Practice drills that actually work
You don't need to spend an hour on kickoff returns. Fifteen minutes of focused work is plenty.
- The Drop-Back Drill: Have your front line practice turning and running to a specific yard marker without losing sight of the "kicker" (you). This helps them get used to moving backward while staying aware of the play.
- The Chaos Ball: Throw a bunch of footballs on the ground and have your middle returners scramble to recover them. It sounds silly, but it builds the instinct to dive on a loose ball rather than trying to scoop it up and run.
- The Target Block: Set up cones to represent the "wall." Have your blockers practice sprinting to those cones and then turning to find a "defender" (a coach with a bag).
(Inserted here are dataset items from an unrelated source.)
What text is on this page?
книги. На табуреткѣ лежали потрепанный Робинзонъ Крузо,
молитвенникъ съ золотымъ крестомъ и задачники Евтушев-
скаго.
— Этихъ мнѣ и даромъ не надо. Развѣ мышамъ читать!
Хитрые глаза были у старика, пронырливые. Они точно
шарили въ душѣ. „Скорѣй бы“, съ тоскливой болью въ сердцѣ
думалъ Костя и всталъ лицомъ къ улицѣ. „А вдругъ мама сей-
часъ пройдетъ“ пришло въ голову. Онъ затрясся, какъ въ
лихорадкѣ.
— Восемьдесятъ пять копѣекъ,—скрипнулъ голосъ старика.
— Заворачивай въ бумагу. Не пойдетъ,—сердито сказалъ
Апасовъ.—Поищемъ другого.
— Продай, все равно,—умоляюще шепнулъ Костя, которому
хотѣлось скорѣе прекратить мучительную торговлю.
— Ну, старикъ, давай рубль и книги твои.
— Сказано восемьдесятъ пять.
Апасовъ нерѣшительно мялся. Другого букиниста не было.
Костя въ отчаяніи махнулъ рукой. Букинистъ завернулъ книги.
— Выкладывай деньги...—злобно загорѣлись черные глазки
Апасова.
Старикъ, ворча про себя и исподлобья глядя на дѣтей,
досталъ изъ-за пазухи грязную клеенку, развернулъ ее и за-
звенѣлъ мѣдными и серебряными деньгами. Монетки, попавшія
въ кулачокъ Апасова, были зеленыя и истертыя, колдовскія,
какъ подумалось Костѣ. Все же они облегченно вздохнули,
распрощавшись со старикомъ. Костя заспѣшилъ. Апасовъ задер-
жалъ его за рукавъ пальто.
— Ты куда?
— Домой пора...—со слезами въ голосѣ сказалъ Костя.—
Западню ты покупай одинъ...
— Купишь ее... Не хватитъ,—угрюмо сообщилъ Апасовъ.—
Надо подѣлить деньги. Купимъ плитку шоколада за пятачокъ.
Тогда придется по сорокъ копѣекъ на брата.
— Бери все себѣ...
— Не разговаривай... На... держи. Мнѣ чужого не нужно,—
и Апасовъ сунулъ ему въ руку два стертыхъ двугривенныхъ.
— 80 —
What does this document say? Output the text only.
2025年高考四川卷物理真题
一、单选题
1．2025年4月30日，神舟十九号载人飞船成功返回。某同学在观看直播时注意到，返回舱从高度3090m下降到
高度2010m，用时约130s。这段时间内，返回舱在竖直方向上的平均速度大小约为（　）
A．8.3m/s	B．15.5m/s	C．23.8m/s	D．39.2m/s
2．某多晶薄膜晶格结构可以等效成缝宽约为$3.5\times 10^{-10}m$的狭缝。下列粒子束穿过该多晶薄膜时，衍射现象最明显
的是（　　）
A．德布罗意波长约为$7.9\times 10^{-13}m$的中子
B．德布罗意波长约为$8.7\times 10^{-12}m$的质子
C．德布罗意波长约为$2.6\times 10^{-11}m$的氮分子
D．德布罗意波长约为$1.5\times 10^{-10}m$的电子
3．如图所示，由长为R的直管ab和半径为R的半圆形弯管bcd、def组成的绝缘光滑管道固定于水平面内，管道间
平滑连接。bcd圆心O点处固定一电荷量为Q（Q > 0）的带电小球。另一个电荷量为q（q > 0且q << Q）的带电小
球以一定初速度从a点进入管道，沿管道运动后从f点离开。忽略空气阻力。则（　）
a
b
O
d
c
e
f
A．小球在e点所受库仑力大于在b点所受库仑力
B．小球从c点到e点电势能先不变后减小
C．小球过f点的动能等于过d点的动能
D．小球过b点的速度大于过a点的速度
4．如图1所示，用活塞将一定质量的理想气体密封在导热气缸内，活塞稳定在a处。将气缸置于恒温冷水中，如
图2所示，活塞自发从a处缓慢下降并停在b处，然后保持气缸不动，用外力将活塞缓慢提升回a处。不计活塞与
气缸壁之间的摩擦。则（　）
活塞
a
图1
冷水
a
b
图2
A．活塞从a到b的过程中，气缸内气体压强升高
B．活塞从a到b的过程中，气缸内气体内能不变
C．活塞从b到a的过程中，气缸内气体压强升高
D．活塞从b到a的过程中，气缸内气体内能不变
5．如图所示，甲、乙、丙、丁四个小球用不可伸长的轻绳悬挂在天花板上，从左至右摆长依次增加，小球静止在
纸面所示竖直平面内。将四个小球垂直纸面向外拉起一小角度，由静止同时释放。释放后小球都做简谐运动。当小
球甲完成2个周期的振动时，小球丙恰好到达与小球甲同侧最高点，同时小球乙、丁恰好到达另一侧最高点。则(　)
Coaching the "Don't Turn Your Back" rule
The biggest mistake youth players make is turning their back to the play and sprinting toward their own endzone. When they do this, they have no idea where the ball is or where the opponents are.
Teach your players to "backpedal-run." They should be at a 45-degree angle, glancing over their shoulder. They need to see the flight of the ball. If the ball is kicked short and they're already 20 yards downfield with their backs turned, that's an easy recovery for the kicking team.
Keep it fun and high energy
Special teams can be boring for kids if you let it be. Make it a competition. Reward the "block of the week" on the kickoff return unit. Give a helmet sticker to the kid who recovers a muffed kick. If the kids think the kickoff return is just a transition period between the "real" parts of the game, they won't give it any effort.
If you treat it like a scoring play, they will too. A well-executed kickoff return is a backbreaker for the other team. It sucks the wind out of their sails right after they've scored. If you can get your kickoff return formations youth football players to buy into the "start fast" mentality, you're going to win a lot of games on field position alone.
Just keep it simple, make sure everyone knows their job, and for the love of all things holy, make sure they know how to fall on a rolling ball. Everything else is just icing on the cake.